Greyhounds make great pets - not bets!
The commercial greyhound racing industry is officially on notice in New Zealand, with a recommendation due by the end of the year from Racing Minister McAnulty as to whether it has a future in our society. SPCA thinks commercial greyhound racing should be a thing of the past, so here we look at why they make great pets!
Greyhounds can make a great companion for the whole family. Like any breed of dog, each greyhound is an individual with a unique personality. As with all dogs, their behaviour is impacted by a combination of genetics, early life experiences, and training.
Greyhounds are often discussed in the context of commercial greyhound racing but in this article we want to discuss greyhounds in another role - that of the beloved family pet.
Greyhounds are the fastest breed of dog in the world, so it may surprise people to find out that they are happy to spend most of their day lounging around on the couch. Greyhounds are sprinters so after a quick run around they love nothing more than to snuggle up. These long-legged, gentle souls are often great with people too.
Greyhounds are not known for being noisy, meaning you probably don’t need to worry about upsetting the neighbours.
So, whether you live on a lifestyle block or an apartment, a greyhound could be the perfect fit for you.
Skip the puppy stage
Greyhounds bred in New Zealand are almost exclusively bred for the commercial greyhound racing industry. Although many more greyhounds are bred and imported than go on to race, their racing ability is only apparent as they get older. For this reason, greyhounds available for adoption are typically adults.
Adopting an adult dog comes with many benefits as you will generally have a clearer idea of their personality, and you can skip some of those awkward puppy phases, such as teething and toilet training.
Adjusting to life in the home
Most ex-racing greyhounds will have grown up in kennels, so life in a home may take some adjustment. However, many greyhounds do successfully adjust to life as a family pet.
While some trainers may do a great job of socialising their puppies, not all greyhound puppies receive adequate socialisation and training needed to set them up for an easy transition to life in a home.
Some greyhounds are known in the industry as “spooks”. These dogs have a severe fear response to any novelty and may find common household noises or even simple experiences, such as going up stairs or meeting new people, overwhelming. It is not clear if this behaviour is due to inherited traits or early life experiences, such as a failure to adequately socialise these dogs as puppies.
While greyhounds are often friendly, gentle dogs, if they have not been adequately socialised with smaller animals, they may show signs of predatory behaviour. For this reason, it is recommended that they should wear a muzzle in public, unless you are totally confident that your greyhound can be trusted around any small animals they may encounter.
Health and maintenance
Greyhounds are generally healthy dogs and their short sleek coats require little grooming. Having said this, like all breeds, there are some health conditions which are more common.
Research has identified dental disease, trauma and osteoarthritis as being more common in greyhounds. Greyhounds are four times more likely to suffer from dental disease than the general population of dogs.
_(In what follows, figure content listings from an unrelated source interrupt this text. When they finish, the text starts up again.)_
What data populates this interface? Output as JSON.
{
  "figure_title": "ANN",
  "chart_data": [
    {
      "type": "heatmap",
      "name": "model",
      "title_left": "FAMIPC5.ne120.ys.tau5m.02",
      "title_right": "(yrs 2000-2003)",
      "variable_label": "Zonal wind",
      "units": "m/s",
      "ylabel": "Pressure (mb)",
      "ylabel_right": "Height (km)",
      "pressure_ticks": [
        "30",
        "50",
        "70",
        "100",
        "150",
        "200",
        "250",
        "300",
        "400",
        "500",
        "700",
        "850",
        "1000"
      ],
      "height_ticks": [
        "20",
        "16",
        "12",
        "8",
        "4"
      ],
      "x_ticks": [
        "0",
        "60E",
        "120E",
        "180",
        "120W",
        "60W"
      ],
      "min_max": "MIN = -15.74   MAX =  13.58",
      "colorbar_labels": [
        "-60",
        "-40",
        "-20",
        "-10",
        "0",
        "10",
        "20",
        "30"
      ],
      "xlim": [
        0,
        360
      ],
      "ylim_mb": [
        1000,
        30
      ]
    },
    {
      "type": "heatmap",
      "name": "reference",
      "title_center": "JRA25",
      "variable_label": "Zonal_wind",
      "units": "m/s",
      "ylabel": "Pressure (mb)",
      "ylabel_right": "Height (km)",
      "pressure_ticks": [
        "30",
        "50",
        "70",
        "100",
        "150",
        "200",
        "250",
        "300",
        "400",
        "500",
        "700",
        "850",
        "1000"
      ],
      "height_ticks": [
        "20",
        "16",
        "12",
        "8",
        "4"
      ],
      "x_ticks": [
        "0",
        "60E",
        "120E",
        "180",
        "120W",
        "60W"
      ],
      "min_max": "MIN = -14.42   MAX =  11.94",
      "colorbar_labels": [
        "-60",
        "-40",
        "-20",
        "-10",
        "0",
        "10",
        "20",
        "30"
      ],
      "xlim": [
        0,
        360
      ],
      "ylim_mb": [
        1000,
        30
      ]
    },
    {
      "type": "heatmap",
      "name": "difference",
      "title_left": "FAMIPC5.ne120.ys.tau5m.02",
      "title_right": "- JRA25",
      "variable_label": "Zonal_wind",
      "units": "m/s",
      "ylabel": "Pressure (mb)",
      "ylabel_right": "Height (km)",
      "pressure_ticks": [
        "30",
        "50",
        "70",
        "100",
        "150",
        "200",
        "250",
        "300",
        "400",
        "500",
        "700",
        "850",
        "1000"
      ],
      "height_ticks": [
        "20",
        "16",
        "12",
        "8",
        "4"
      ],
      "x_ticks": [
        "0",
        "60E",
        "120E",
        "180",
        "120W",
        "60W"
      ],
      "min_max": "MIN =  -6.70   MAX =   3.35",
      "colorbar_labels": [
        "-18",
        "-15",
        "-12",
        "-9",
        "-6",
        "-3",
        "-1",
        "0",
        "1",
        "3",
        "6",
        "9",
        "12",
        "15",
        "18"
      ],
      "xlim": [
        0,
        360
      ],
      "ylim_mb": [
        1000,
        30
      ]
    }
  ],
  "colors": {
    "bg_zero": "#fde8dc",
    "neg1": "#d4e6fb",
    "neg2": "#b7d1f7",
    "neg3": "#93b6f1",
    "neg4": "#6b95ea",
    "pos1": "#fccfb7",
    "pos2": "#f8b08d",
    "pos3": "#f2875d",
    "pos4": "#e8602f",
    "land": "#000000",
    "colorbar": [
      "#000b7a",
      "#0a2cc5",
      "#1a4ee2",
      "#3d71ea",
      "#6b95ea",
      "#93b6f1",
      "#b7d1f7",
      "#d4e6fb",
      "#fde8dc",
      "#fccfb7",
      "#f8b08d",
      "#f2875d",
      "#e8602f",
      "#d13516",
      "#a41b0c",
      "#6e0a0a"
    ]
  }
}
While this could be partly due to inherited breed disposition, limited veterinary and other dental care during their early rearing and throughout their racing life appears to also play a role.
Regular veterinary dental checks, dental treats and tooth brushing with pet-safe toothpaste can help you to keep them smiling.
What if commercial greyhound racing is banned in New Zealand?
The greyhound racing industry is on notice. If the Minister makes a recommendation at the end of this year to end commercial greyhound racing, this could mean up to 3,000 greyhounds may be looking for a home – although any rehoming effort is likely to be over a number of years, if the industry is ‘wound down’ over time. Worryingly, the industry does not appear to be taking steps in preparation for this – in fact the 2021 annual report shows that the industry bred more in the 2020/2021 season than the previous four seasons.
SPCA has encouraged the industry to prepare in case commercial greyhound racing is banned in New Zealand and has offered support to facilitate rehoming through existing rehoming facilities and rescues.
While some are concerned that an end to greyhound racing might mean an end to the breed, it is important to remember that only seven countries currently allow commercial greyhound racing but greyhounds remain a popular dog breed worldwide. Greyhounds can make wonderful companions so let’s ensure they have a future as pets, not bets.”